For Palmer, that’s a crucial point. While the new menu of private-school options may offer individualization, when it comes to time-honored college-admission results, traditional private schools have records to boast of. Glover admits that this was a consideration in her decision to move her daughter to Fusion. While traditional private models, in her view, may have offered an imperfect experience, she says “there’s definitely a beaten path” when it comes to elite-college admissions.
Palmer says that perception is becoming outdated: “This is just not the way it works anymore—if you go to X prep school, you’ll go to Y college. The future is different from what it was 20 years ago.
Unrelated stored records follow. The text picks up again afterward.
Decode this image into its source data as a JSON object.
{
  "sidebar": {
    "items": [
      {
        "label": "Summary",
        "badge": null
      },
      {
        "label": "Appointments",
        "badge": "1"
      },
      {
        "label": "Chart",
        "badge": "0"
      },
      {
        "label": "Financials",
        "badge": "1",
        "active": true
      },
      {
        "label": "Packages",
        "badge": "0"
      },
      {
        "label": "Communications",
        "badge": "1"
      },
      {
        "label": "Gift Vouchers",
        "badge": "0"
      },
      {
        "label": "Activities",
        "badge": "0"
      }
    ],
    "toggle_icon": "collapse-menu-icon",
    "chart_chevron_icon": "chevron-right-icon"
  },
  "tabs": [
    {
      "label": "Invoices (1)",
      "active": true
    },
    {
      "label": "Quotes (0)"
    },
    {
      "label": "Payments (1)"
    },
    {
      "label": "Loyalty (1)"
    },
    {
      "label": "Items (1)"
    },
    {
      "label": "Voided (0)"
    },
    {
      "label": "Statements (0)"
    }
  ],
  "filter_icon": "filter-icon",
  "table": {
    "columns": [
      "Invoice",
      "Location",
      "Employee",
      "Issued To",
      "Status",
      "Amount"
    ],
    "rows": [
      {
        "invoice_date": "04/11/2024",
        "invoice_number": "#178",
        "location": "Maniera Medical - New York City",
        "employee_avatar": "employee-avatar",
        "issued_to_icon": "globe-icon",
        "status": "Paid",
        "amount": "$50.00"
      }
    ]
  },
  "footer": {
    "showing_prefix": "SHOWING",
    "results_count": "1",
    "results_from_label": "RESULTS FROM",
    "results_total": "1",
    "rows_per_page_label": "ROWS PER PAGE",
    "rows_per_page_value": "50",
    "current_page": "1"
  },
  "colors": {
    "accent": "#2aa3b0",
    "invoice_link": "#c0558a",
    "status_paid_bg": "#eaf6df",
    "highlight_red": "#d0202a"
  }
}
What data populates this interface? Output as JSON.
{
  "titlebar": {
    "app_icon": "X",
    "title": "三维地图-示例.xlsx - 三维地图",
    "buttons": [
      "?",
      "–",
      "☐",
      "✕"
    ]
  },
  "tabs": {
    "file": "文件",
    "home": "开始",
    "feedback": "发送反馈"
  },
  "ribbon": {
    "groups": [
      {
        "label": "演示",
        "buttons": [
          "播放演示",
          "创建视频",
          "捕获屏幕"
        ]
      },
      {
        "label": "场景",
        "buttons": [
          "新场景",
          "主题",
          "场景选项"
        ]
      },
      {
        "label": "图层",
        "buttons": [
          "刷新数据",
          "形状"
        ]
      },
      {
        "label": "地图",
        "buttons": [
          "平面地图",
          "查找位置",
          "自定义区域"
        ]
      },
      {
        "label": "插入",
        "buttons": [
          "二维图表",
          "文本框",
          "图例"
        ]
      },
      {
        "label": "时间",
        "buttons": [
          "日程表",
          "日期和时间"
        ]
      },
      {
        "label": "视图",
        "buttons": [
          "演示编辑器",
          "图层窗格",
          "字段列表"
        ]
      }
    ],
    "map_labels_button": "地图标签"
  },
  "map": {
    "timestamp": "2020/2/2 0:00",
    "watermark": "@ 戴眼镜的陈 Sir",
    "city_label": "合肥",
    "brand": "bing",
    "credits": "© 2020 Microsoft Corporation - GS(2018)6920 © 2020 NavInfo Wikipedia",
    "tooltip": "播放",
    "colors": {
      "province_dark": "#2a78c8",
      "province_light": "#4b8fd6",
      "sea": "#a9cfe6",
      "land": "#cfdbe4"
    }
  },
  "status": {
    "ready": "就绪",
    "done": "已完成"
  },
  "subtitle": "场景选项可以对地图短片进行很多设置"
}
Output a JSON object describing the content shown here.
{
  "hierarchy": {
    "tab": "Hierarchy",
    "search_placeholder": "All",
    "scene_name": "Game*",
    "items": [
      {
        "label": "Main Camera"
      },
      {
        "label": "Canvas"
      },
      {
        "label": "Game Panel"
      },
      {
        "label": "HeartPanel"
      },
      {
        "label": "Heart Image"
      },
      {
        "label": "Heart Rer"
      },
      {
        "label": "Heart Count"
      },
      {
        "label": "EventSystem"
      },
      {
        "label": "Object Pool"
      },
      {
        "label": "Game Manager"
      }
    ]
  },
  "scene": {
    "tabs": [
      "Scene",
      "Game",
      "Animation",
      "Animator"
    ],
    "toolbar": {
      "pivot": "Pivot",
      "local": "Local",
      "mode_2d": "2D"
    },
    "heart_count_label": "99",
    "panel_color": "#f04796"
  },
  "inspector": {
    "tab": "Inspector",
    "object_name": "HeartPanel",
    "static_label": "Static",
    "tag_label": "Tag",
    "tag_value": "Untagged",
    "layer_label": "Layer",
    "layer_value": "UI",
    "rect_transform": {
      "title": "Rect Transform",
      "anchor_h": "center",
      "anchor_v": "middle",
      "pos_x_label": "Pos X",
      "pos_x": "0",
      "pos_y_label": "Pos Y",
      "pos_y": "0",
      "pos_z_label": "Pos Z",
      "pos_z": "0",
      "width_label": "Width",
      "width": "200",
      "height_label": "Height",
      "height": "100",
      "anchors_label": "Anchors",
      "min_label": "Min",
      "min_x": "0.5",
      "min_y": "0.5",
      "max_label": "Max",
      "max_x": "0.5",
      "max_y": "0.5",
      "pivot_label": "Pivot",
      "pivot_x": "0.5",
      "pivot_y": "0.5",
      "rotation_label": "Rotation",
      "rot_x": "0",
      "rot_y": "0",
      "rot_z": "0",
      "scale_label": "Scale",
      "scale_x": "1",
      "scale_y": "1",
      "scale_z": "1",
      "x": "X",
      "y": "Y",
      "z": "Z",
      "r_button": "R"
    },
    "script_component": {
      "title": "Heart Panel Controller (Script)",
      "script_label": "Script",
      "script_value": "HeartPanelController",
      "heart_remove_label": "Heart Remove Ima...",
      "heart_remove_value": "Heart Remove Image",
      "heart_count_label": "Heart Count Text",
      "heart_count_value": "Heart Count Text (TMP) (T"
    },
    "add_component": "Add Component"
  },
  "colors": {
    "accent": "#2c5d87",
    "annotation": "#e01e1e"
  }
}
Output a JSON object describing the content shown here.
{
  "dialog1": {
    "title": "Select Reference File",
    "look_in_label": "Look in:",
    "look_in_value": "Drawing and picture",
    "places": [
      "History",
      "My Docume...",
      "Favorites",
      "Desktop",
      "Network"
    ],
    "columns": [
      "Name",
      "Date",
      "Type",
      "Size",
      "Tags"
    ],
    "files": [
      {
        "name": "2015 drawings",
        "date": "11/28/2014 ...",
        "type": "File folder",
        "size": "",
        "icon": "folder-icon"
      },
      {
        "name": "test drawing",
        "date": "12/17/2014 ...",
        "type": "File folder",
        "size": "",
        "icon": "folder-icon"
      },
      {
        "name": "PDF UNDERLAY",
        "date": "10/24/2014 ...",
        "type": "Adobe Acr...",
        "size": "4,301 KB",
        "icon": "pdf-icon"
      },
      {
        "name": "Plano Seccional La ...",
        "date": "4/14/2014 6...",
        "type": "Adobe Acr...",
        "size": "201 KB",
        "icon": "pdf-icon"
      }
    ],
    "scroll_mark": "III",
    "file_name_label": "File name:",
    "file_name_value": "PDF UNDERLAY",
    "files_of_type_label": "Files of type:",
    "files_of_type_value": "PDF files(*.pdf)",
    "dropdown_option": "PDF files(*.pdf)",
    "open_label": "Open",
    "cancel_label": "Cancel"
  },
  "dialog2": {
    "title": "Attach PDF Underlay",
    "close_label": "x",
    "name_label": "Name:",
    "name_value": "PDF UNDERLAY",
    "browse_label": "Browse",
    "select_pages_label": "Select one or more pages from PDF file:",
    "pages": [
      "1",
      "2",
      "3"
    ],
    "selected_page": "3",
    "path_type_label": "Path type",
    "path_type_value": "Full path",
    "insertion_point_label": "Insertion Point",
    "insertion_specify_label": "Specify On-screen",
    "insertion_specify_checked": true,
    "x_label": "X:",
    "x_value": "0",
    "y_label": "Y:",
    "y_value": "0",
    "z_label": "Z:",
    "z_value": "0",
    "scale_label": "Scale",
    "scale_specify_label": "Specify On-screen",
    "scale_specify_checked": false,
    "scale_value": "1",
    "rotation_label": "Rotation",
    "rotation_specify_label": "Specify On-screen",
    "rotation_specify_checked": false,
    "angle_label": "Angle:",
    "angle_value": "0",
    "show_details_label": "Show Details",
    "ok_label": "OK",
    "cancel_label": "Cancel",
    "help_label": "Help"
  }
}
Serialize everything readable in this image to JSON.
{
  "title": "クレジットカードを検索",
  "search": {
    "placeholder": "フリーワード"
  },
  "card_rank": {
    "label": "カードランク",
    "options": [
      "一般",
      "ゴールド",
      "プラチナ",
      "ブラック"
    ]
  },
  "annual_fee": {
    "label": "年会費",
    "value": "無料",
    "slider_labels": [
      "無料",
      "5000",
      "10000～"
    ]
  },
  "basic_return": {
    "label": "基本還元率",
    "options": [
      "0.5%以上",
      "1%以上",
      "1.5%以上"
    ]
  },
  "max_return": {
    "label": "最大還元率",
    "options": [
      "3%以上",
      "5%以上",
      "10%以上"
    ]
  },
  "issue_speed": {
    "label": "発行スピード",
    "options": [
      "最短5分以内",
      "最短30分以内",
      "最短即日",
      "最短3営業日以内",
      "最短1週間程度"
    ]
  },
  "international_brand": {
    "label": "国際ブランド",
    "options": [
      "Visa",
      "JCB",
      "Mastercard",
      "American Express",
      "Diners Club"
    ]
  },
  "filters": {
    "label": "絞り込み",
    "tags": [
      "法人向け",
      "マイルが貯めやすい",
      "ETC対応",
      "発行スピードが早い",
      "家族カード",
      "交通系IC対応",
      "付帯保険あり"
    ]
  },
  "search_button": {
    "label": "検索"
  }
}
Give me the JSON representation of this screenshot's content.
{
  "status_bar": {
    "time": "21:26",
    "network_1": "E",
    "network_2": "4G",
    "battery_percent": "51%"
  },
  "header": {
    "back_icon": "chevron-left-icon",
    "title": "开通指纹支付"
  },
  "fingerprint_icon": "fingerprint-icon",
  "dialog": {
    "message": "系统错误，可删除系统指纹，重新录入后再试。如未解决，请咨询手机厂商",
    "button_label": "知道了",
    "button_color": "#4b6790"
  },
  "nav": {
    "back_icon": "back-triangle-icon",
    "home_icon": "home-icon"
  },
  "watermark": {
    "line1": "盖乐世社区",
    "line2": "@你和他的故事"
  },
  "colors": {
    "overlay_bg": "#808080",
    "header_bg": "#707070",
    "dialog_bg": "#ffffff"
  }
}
We have students applying to Ivies, taking gap years, and everything in between. So just like Sidwell and National Cathedral School and any other, they’ll go where’s right for them.” Students at Blyth-Templeton’s original iteration in Canada, Blyth Academy, have been accepted to Harvard, Dartmouth, Cornell, Cambridge, and Oxford.
It may be coincidence, but the past three years have witnessed an arms race of sorts among private schools for state-of-the-art facilities—an area in which newer programs, lacking well-oiled fundraising operations, simply can’t compete.
In September, NCS will complete a new two-story library with a space dedicated to “multimedia instruction,” capping a year of developments that also included an “engineering garage.” Holton-Arms in Bethesda launched its own Center for the Advancement of STEM (science, technology, engineering, and math), ushering in its third class of “STEM Scholars” this year.
In the past two years, Washington International School has implemented a “one-to-one” program, in which each student, beginning in sixth grade, is expected to bring an iPad to school. The school has also begun drawing up plans for a new STEAM (science, technology, engineering, arts, and math) building on campus. “I can’t say that what happens in the marketplace doesn’t have some influence on that,” says director of communications and marketing Kimberly Bennett. “If you want to keep up an offer of superlative education to your student, you have to keep looking around.”
But she also notes how, in the effort to remain cutting-edge, features that were once selling points for traditional private schools could now be drawbacks. Washington International School’s Cleveland Park campus is a registered historic site, a status that has presented an obstacle for moving ahead with construction of the STEAM building. Says Bennett: “Our community is really excited, but we’re still looking to get approval from the Historic Preservation Review Board.”
All these new offerings make the local education landscape more diverse than ever, reflecting not only realities of the marketplace but also the demands from parents. That Washington has responded so quickly to those demands is encouraging, says Cahill, the Independent School Options director. But as so-called customizable education becomes more popular, she worries it could become a crutch for students.
“It’s an interesting discussion to have,” Cahill says, “because although we want kids to learn to their strengths, it’s also important that they don’t become isolated and at times are forced to say to themselves, ‘Well, I don’t want to do it this way or work with these other students, but I have to deal with it.’ ”
She pauses. “So for those in the education sphere, we’re sitting here noting: Yes, this is becoming a huge trend. But do we really want it to be?”